Often depicting other-wordly scenes of pyramids silhouetted against planets in other galaxies, moonlit oceans in distant solar systems, comets and futuristic cities, the medium can trace its humble roots back to early 1980s Mexico City following the social and political repression of the 1960s and 1970s. It has since exploded, like the supernovas in the paintings, into a global genre.
Take a stroll along Las Ramblas in Barcelona, to cite just one example, and watch street artists from across Europe (and beyond) create these sci-fi infused masterpieces, ironically from cheap, everyday materials and clever techniques that look far more simple than they really are!
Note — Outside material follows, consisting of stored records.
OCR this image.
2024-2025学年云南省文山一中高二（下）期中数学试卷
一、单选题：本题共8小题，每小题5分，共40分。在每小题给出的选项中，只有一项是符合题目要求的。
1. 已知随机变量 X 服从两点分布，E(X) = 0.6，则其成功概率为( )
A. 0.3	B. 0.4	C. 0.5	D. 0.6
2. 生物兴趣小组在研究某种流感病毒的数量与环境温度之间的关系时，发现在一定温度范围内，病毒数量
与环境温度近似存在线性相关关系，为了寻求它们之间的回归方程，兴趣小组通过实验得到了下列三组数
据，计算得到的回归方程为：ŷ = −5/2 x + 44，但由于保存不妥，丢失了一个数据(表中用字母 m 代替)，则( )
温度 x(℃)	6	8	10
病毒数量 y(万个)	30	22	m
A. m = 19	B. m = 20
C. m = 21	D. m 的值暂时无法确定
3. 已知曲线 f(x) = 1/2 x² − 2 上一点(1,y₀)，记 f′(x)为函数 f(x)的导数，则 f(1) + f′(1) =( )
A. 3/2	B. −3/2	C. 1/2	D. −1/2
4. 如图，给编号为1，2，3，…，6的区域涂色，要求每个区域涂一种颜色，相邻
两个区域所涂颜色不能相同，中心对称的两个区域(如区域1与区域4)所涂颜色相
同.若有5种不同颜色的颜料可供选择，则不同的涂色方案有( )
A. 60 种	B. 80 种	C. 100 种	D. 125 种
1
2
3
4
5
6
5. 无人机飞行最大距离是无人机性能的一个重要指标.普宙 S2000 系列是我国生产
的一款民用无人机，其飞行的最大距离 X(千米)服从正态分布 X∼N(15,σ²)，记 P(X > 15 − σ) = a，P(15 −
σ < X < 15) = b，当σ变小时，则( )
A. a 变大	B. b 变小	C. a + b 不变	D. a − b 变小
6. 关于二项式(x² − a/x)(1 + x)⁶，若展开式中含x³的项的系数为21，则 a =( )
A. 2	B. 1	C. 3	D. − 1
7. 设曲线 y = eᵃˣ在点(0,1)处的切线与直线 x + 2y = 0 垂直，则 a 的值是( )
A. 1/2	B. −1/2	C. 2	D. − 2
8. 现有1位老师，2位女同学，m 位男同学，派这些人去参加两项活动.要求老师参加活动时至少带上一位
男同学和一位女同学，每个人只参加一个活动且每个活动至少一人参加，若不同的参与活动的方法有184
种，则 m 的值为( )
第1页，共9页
Aerosolgrafia was devised by Ruben “Sadot” Fernandez in the La Zona Rosa district of Mexico City in 1982. Fernandez first painted in public as an experiment, but due to the success and attention he received as a result, he soon moved his operation to the street. His performances were accompanied by backing music which has become an important addition to the genre. (The artist in the image above is not Sadot.)
Listening to classical music, rock and Aztec beats, Sadot thrilled and shocked audiences with his dramatic artwork, strong political views and metaphysical musings about the human condition. Sadot died in 1988, unaware that his experimental creation would soon become a worldwide phenomena.